Another in the occasional series on historical sites on the “London Loop” (London Outer Orbital Path) walk …
Nonsuch Palace, near Ewell in Surrey, was originally built – although not completed – by Henry VIII between 1538-47, as an English Renaissance rival to Francis I of France’s Chateau de Chambord, begun in 1519 (the Medieval settlement of Cuddington being demolished in the process). In 1556, Mary I sold it to Henry FitzAlan, 19th Earl of Arundel. And in 1580, on FitzAlan’s death, it passed to his son-in-law John Lumley, 1st Baron Lumley (*), who in 1592 remitted possession to Elizabeth I, who is known to have stayed there on a number of occasions. Subsequently, in 1603, on Elizabeth’s death, it passed to James I, who granted it to his Queen, Anne of Denmark; and in 1625, on James’s death, to Charles I, who in turn granted it to his Queen, Henrietta Maria (only to see it temporarily seized by Parliamentary forces during the Civil War). Eventually, the then-surviving buildings were substantially demolished by Charles II’s mistress Barbara, Countess of Castlemaine, in 1682-83 – the proceeds of the sale of salvaged building materials used by her to settle her gambling debts!
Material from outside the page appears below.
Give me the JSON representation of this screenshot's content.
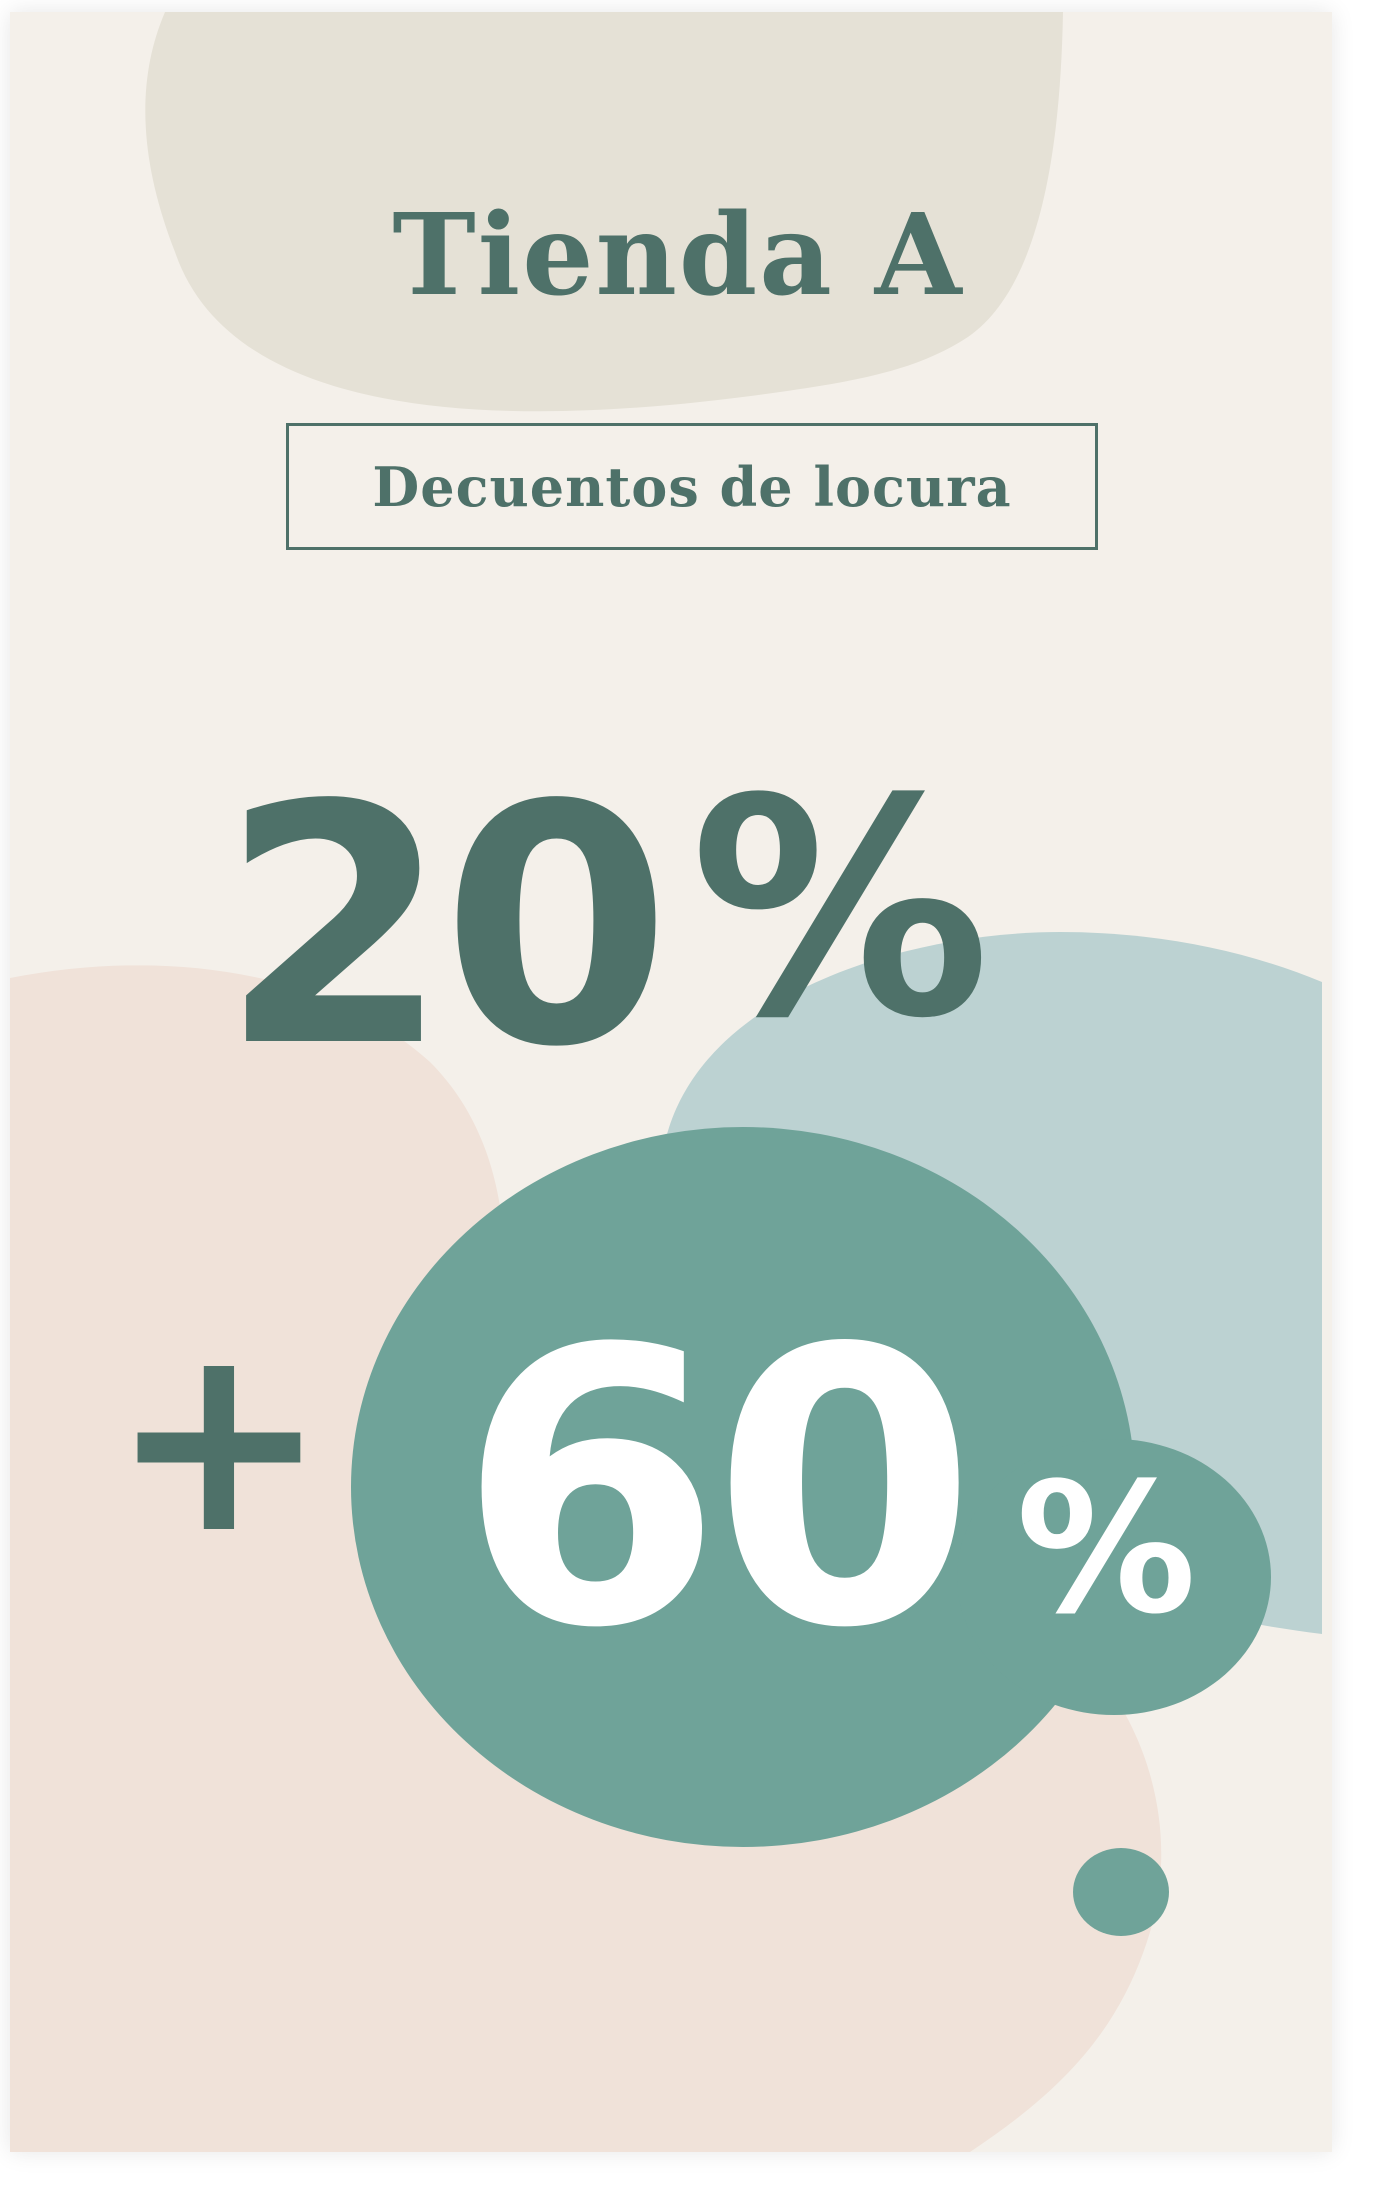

Archaeological excavations undertaken by A.W.G. Lowther in 1930 and Professor Martin Biddle in 1959-60 unearthed the remains of the Palace’s Banqueting House, situated in a prime elevated position overlooking the erstwhile deer park, now Nonsuch Park. The remains consisted of an understorey and the lower part of the raised ground floor, with an external brick wall that had been partially rebuilt in the nineteenth century (using some bricks salvaged from the original Tudor building).
(*) Lumley (d. 1609) is buried in the sumptuous Lumley Chapel in the church of St Dunstan in nearby Cheam, alongside his wives Jane (nee Fitzalan) (d. 1579) and Elizabeth (nee Darcy) (d. 1617).